Crypto Gloom

Flare token has fallen sharply from $0.025 due to increased selling pressure! What’s next for FLR pricing?

The Flare token has experienced significant volatility in recent hours as short-term holders have taken advantage of the recent price rise. The price of the FLR token quickly rose above the resistance level after Google’s cloud division (GOOGL) announced its participation as a validator and infrastructure provider for the Flare blockchain. However, this surge was met with significant selling pressure near resistance, creating a market high. As a result, the price of FLR has fallen significantly and is now aiming to stabilize its momentum.

Flare’s funding rate has reached its lowest point.

The price of the Flare token has experienced notable volatility, resulting in significant changes in on-chain metrics unlike anything previously observed. Data shows that Flare recently faced resistance around $0.025 due to a wave of profit-taking by holders, causing its price to plummet.

Accordingly, the funding rate recently dropped to the lowest point at -0.55%. This downward trend in funding ratios indicates that the dominance of short positions is surging, as short-term traders are now willing to compensate long-term traders. The current Flare funding ratio shows growing bearish momentum, raising the possibility of further price declines in the coming hours.

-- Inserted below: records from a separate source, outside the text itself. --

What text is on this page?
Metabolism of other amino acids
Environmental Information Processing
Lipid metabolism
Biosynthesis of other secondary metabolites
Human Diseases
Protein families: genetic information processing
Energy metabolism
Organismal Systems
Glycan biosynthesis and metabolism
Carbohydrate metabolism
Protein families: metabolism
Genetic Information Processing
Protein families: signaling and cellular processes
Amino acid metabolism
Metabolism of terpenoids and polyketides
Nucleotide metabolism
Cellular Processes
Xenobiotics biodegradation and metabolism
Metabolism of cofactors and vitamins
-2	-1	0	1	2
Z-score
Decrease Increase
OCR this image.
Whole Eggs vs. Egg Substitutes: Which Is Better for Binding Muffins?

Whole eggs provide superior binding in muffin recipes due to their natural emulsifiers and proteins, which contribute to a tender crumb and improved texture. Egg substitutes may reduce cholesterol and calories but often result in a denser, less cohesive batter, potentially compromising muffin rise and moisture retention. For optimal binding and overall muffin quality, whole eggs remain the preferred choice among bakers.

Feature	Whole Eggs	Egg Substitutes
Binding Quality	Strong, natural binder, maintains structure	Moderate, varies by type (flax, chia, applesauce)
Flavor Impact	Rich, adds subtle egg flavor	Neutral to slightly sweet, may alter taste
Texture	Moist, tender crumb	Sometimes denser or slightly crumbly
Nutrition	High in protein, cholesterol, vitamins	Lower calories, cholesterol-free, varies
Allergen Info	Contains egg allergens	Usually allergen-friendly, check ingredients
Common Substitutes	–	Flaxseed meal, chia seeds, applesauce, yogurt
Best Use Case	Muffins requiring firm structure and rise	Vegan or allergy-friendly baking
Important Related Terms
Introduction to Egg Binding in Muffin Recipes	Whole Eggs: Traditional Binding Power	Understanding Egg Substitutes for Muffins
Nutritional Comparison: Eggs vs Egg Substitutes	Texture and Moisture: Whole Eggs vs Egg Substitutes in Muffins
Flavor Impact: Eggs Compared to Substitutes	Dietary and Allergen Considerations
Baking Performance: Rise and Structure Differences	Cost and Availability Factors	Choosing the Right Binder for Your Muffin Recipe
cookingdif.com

Flare’s open interest is currently near an all-time high, trading at $3.3 million, up 300% from its recent low. This sharp rise in open interest could help maintain investor confidence and keep the price above current support levels. Flare, which describes itself as a “blockchain for data,” provides developers with access to decentralized data through Oracle systems.

Following the announcement of the partnership with Google, the price of the FLR token soared 40%. However, the token is currently in a sharp correction phase, with the long/short ratio currently at 0.6284, down below 1, with 62% of total positions predicting further price declines.

What’s next for Flare pricing?

Flare price was rejected near the recent resistance at $0.025 and fell sharply towards the moving average. However, buyers are protecting a decline below the EMA20 trendline. At the time of writing, FLR is trading at $0.02, down more than 7.2% from yesterday’s rate.

The RSI line is down in overbought territory. However, it is now trading above the midline at level 56, suggesting there is a slight advantage for buyers.

Any attempt at recovery may face resistance at the 20-day EMA. A drop to this level would indicate a shift in market sentiment towards selling during the rally. In this scenario, the Flare price could consolidate around $0.016.

On the other hand, if buyers have successfully rebounded the price above the EMA line, this could mean that the correction phase is over. This could potentially maintain buying momentum and set price to target a breakout above the immediate Fib channel.